Изменить размер шрифта - +
   - Как кончились? Совсем все?
   - Совсем.
   Один снаряд на линии досылания, конечно, остался, но, пока в магазин не будет вставлена следующая обойма, нельзя выпустить даже его. Взгляд скользит по заваленной гильзами огневой позиции, последние минуты просто некогда было их убирать, по раскрытым укупорочным ящикам. Что делать-то? Впервые орудие осталось полностью без боеприпасов.
   - Может, у Помогайло что-то осталось? - подсказывает Бикбаев. - Они до последнего стреляли.
   - Я сейчас.
   Выскакиваю из окопа и рысью на соседнюю позицию. Уже отбежав на полсотни метров соображаю, что надо было взять Тимофеева с собой. Даже, если у Гришки что-то и осталось, пусть даже бронебойные, то мне одному целый ящик не утащить. Ну вот и огневая второго орудия.
   - Грицко, снаряды есть?!
   - Есть.
   Сержант Помогайло указывает на казенник своего орудия. Из магазина торчат две обоймы, первая - явно неполная, всего снарядов семь-восемь.
   - И все?
   - Все, - подтверждает Помогайло.
   - А дальше чем воевать будем?
   - А бис его знает. Пусть комбат об этом думает.
   Я уже хотел отправиться обратно, но тут с КП раздалось "Воздух!" - к нам приближалась очередная группа немецких самолетов. Пока еще они были россыпью точек, но судя по строю, это были пикировщики "штуки". Плохо, очень плохо, сейчас мы не то, что кого-то прикрыть, сами отбиться не можем.
   Приближается такой нарастающий, тяжелый гул "лаптежников", идущих тройками. Не долетая до нас, они перестраиваются друг за другом и начинают пикировать. Во время пикирования, немецкие летчики практически не пользовались сиренами. Конечно, на находящихся под бомбежкой она оказывает серьезное психологическое воздействие, нагоняя страху. Но ведь летчик-то и сам не изолирован от ее воздействия. К тому же сидит он не в пример ближе к ней. "Юнкерсы" буквально гонялись за укрывшейся в неглубоких балках пехотой. Причем, хорошо было видно, как от них отрываются бомбы и на земле встают черные кусты взрывов.
   Последний же фриц явно нацелился на нашу батарею. Видел, гад, что мы молчим и понял - здесь можно отбомбиться безнаказанно. Я уже хотел рвануть обратно, но Помогайло поймал меня за рукав.
   - Стой! Куда? Все равно не успеешь.
   И уже своим.
   - Осколочным! Скорость сто двадцать! Пятнадцать! Огонь!
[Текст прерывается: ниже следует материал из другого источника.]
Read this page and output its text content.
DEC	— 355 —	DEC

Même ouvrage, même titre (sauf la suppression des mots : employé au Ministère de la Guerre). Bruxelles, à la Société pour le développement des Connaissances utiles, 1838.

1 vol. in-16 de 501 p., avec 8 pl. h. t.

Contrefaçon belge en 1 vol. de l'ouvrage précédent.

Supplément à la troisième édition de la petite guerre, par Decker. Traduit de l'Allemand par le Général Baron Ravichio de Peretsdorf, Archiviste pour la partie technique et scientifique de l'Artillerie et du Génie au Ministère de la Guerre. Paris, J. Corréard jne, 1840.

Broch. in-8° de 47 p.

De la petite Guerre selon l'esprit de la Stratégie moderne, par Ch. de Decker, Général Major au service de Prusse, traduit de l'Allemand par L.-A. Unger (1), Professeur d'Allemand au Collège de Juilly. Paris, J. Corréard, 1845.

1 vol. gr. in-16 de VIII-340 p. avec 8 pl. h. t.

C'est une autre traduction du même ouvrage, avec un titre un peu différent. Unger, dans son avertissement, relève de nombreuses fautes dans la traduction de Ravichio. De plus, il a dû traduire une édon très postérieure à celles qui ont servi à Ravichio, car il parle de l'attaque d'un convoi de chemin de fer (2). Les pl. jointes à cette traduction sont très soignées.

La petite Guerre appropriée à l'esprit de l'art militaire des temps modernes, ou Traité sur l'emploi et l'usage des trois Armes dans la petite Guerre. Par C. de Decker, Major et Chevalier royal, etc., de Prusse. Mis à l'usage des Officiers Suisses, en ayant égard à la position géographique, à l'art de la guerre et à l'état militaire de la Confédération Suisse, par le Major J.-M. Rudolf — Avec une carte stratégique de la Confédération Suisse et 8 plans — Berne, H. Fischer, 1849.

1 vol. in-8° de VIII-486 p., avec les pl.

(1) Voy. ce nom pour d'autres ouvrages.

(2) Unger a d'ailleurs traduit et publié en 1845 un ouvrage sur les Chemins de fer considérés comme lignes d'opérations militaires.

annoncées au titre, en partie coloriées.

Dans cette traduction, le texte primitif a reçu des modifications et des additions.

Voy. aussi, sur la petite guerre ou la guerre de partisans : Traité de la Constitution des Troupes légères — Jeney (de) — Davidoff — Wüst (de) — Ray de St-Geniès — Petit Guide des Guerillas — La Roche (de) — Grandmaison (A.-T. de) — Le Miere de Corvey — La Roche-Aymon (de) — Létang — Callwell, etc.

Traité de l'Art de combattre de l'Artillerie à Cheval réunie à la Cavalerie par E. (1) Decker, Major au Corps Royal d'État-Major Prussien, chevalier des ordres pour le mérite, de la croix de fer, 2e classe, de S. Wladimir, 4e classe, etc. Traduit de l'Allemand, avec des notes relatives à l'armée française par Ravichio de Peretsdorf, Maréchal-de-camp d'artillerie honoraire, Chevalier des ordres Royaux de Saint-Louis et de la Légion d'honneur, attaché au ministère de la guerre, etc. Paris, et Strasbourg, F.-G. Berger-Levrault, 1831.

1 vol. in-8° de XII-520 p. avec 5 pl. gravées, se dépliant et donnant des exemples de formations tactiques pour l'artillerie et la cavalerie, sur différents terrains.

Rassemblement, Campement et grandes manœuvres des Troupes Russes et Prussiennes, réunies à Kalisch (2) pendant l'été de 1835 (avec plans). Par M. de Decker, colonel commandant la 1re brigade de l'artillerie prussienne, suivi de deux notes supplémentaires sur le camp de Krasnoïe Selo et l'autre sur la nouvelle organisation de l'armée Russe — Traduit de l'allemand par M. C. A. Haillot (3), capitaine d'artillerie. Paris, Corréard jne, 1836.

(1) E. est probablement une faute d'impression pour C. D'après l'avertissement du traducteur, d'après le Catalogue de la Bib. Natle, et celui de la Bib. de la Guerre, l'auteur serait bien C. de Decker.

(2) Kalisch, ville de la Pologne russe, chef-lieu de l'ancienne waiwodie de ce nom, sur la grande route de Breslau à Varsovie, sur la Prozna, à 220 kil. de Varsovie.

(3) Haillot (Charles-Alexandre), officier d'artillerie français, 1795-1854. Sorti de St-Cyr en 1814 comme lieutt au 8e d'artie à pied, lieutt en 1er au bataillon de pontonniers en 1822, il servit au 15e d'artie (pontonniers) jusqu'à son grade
   Все правильно, бить надо пока он не начал пикировать. Пушка коротко рявкнула и споткнулась. Струя трассеров прошла ниже и чуть впереди самолета. И тогда, пожалуй, впервые во время налета я услышал.
   - Ложись!
   Казалось, что бомбы летят прямо на меня. Ба-бах! Бах! Бах! Бах! Бах! И гул удаляющегося самолета. Тряхнуло хорошо, в ушах стоял какой-то шум и я не сразу оторвал голову от земли. Первый взгляд в сторону своей огневой - на месте, где стояло орудие только вывороченная, дымящаяся земля. Первое, что пришло в голову - надо было Тимофеева с собой взять. Пока эта мысль билась в голове, ноги сами несли меня к воронке. Полутонка рванула совсем рядом с орудием, расчет просто исчез без следа, а пушка превратилась в груду искореженного металла, из которой торчал ствол, буквально скрученный в штопор чудовищной фантазией взрыва. Ложкина санинструктор оттащил в сторону, но и им досталось: санинструктор погиб, наводчику оторвало обе ноги, но он был жив и в сознании, кричал и просил застрелить его.
   Сколько я простоял так - не помню. Возле моих ног лежала подметка американского ботинка. Это Тимофеева, только у него были такие.